Yacubovich was finally freed on Monday, according to Roman Svitan, a security adviser to Donetsk's governor. He declined to give details, but said that several other captives had also been freed, after being held along with Yacubovich on the fifth floor of a local government building that has become a headquarters for the separatists. Such abductions had become commonplace, Svitan said. "They want to get the maximum amount of information out of them, threaten them, and maybe exchange them," he said.

He added that any Donetsk residents "who are openly showing themselves" as resistant to the separatists risked being targeted as well. Shortly afterward, he put a dazed Yacubovich into the back seat of his car — where a loaded shotgun rested on the floor — and drove him to safety outside the region.

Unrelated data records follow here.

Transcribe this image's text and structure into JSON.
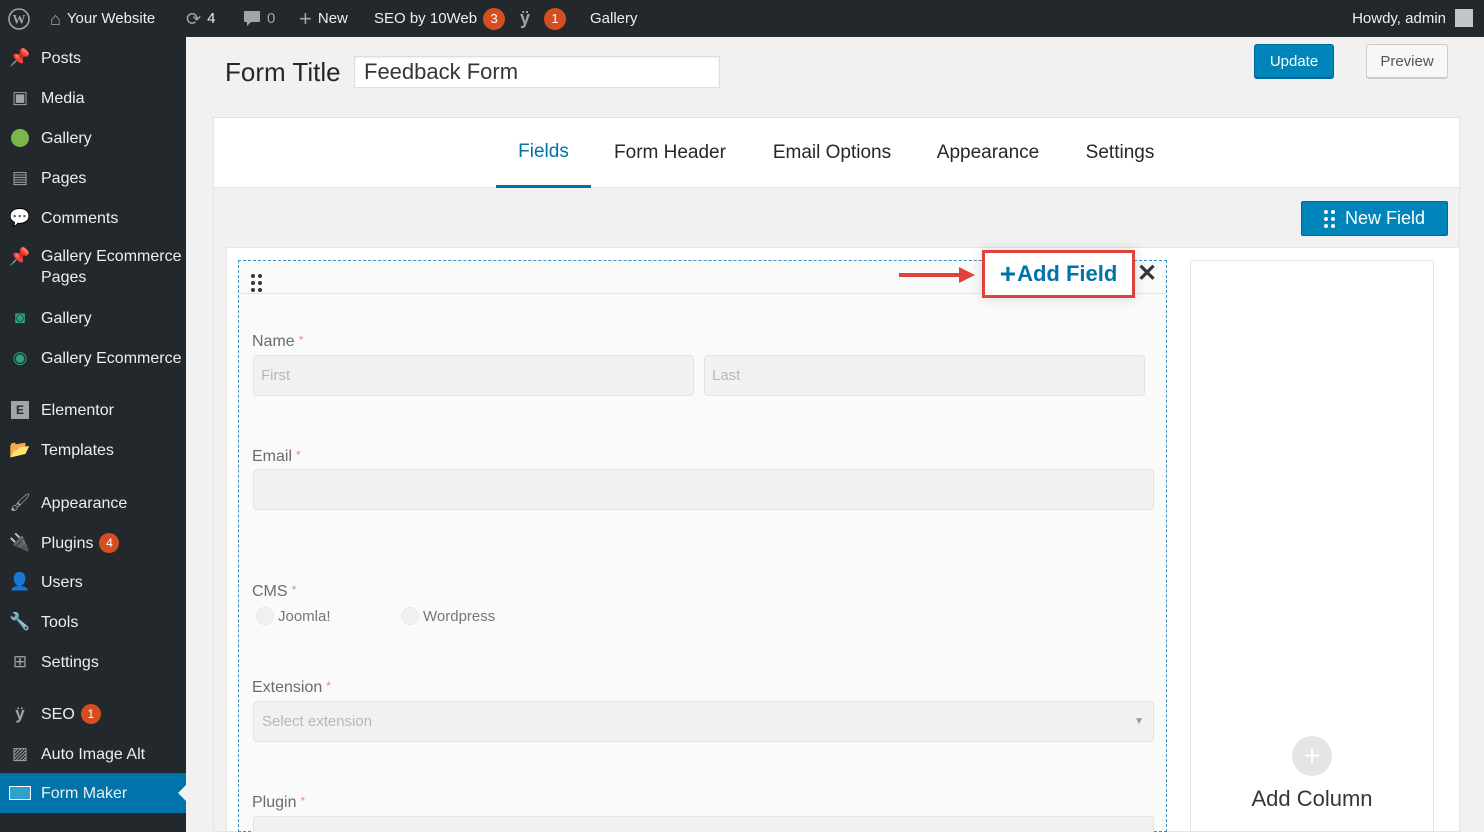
{
  "admin_bar": {
    "site_name": "Your Website",
    "updates_count": "4",
    "comments_count": "0",
    "new_label": "New",
    "seo_label": "SEO by 10Web",
    "seo_badge": "3",
    "yoast_badge": "1",
    "gallery_label": "Gallery",
    "howdy": "Howdy, admin"
  },
  "sidebar": {
    "items": [
      {
        "label": "Posts",
        "icon": "pin-icon"
      },
      {
        "label": "Media",
        "icon": "media-icon"
      },
      {
        "label": "Gallery",
        "icon": "gallery-icon"
      },
      {
        "label": "Pages",
        "icon": "pages-icon"
      },
      {
        "label": "Comments",
        "icon": "comment-icon"
      },
      {
        "label": "Gallery Ecommerce",
        "label2": "Pages",
        "icon": "pin-icon"
      },
      {
        "label": "Gallery",
        "icon": "camera-icon"
      },
      {
        "label": "Gallery Ecommerce",
        "icon": "eye-icon"
      },
      {
        "label": "Elementor",
        "icon": "elementor-icon"
      },
      {
        "label": "Templates",
        "icon": "folder-icon"
      },
      {
        "label": "Appearance",
        "icon": "brush-icon"
      },
      {
        "label": "Plugins",
        "icon": "plugin-icon",
        "badge": "4"
      },
      {
        "label": "Users",
        "icon": "user-icon"
      },
      {
        "label": "Tools",
        "icon": "wrench-icon"
      },
      {
        "label": "Settings",
        "icon": "settings-icon"
      },
      {
        "label": "SEO",
        "icon": "yoast-icon",
        "badge": "1"
      },
      {
        "label": "Auto Image Alt",
        "icon": "image-alt-icon"
      },
      {
        "label": "Form Maker",
        "icon": "form-maker-icon"
      }
    ]
  },
  "header": {
    "form_title_label": "Form Title",
    "form_title_value": "Feedback Form",
    "update_label": "Update",
    "preview_label": "Preview"
  },
  "tabs": [
    "Fields",
    "Form Header",
    "Email Options",
    "Appearance",
    "Settings"
  ],
  "toolbar": {
    "new_field_label": "New Field"
  },
  "column": {
    "add_field_label": "Add Field",
    "fields": {
      "name_label": "Name",
      "first_placeholder": "First",
      "last_placeholder": "Last",
      "email_label": "Email",
      "cms_label": "CMS",
      "cms_options": [
        "Joomla!",
        "Wordpress"
      ],
      "extension_label": "Extension",
      "extension_placeholder": "Select extension",
      "plugin_label": "Plugin"
    },
    "required_mark": "*"
  },
  "add_column": {
    "label": "Add Column"
  },
  "colors": {
    "accent": "#0073aa",
    "button": "#0085ba",
    "highlight": "#e0413a",
    "admin_bg": "#23282d"
  }
}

Targeted violence has victimized the pro-Russia side as well, though it appears to be less widespread. One senior pro-Russia activist in Donetsk, Eduard Acupov, recounted being abducted by masked men in mid-April and savagely beaten — and his medical report, along with a jagged scar on his skull, attest to the severe head injuries that kept him hospitalized for two weeks.

Until recently, Acupov considered some of his rivals on the pro-Ukraine side to be close friends, and he said he was saddened by the violence that has gripped the region, and by the threats and violence from his own side that were forcing people to flee. But he didn't see another way. "I don't know what to say. War is a very dirty business," he said. "We've passed the point of no return."